文摘The COVID-19 pandemic has exposed vulnerabilities within our healthcare structures. Healthcare facilities are often faced with staff shortages and work overloads, which can have an impact on the collection of health data and constants essential for early diagnosis. In order to minimize the risk of error and optimize data collection, we have developed a robot incorporating artificial intelligence. This robot has been designed to automate and collect health data and constants in a contactless way, while at the same time verifying the conditions for correct measurements, such as the absence of hats and shoes. Furthermore, this health information needs to be transmitted to services for processing. Thus, this article addresses the aspect of reception and collection of health data and constants through various modules: for taking height, temperature and weight, as well as the module for entering patient identification data.
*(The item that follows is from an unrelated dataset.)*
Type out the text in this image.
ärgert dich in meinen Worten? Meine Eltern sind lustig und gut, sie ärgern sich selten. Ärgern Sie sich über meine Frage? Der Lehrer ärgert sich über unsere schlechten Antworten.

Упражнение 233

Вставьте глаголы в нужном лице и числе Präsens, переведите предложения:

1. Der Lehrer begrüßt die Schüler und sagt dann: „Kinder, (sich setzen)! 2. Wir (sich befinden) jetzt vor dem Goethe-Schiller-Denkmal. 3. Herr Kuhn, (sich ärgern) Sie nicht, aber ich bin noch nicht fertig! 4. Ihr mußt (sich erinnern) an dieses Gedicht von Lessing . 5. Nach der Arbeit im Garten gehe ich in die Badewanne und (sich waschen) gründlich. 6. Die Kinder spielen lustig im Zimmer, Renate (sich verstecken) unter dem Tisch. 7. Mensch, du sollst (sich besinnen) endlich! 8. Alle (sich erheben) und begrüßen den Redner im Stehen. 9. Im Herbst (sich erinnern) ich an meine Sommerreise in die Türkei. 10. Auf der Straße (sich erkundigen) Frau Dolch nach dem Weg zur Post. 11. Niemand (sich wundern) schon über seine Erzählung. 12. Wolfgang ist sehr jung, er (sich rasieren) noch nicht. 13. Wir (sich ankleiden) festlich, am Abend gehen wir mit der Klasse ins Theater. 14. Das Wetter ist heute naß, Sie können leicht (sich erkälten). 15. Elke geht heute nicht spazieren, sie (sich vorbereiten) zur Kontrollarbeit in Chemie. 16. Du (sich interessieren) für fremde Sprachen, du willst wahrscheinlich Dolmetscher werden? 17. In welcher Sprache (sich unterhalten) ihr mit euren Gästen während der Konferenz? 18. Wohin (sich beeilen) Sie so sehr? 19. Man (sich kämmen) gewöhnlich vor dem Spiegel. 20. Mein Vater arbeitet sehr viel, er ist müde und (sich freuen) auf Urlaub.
The article also deals with orientation, presenting a module for selecting the patient’s destination department. This data is then routed via a wireless network and an application integrated into the doctors’ tablets. This application will enable efficient queue management by classifying patients according to their order of arrival. The system’s infrastructure is easily deployable, taking advantage of the healthcare facility’s local wireless network, and includes encryption mechanisms to reinforce the security of data circulating over the network. In short, this innovative system will offer an autonomous, contactless method for collecting vital constants such as size, mass, and temperature. What’s more, it will facilitate the flow of data, including identification information, across a network, simplifying the implementation of this solution within healthcare facilities.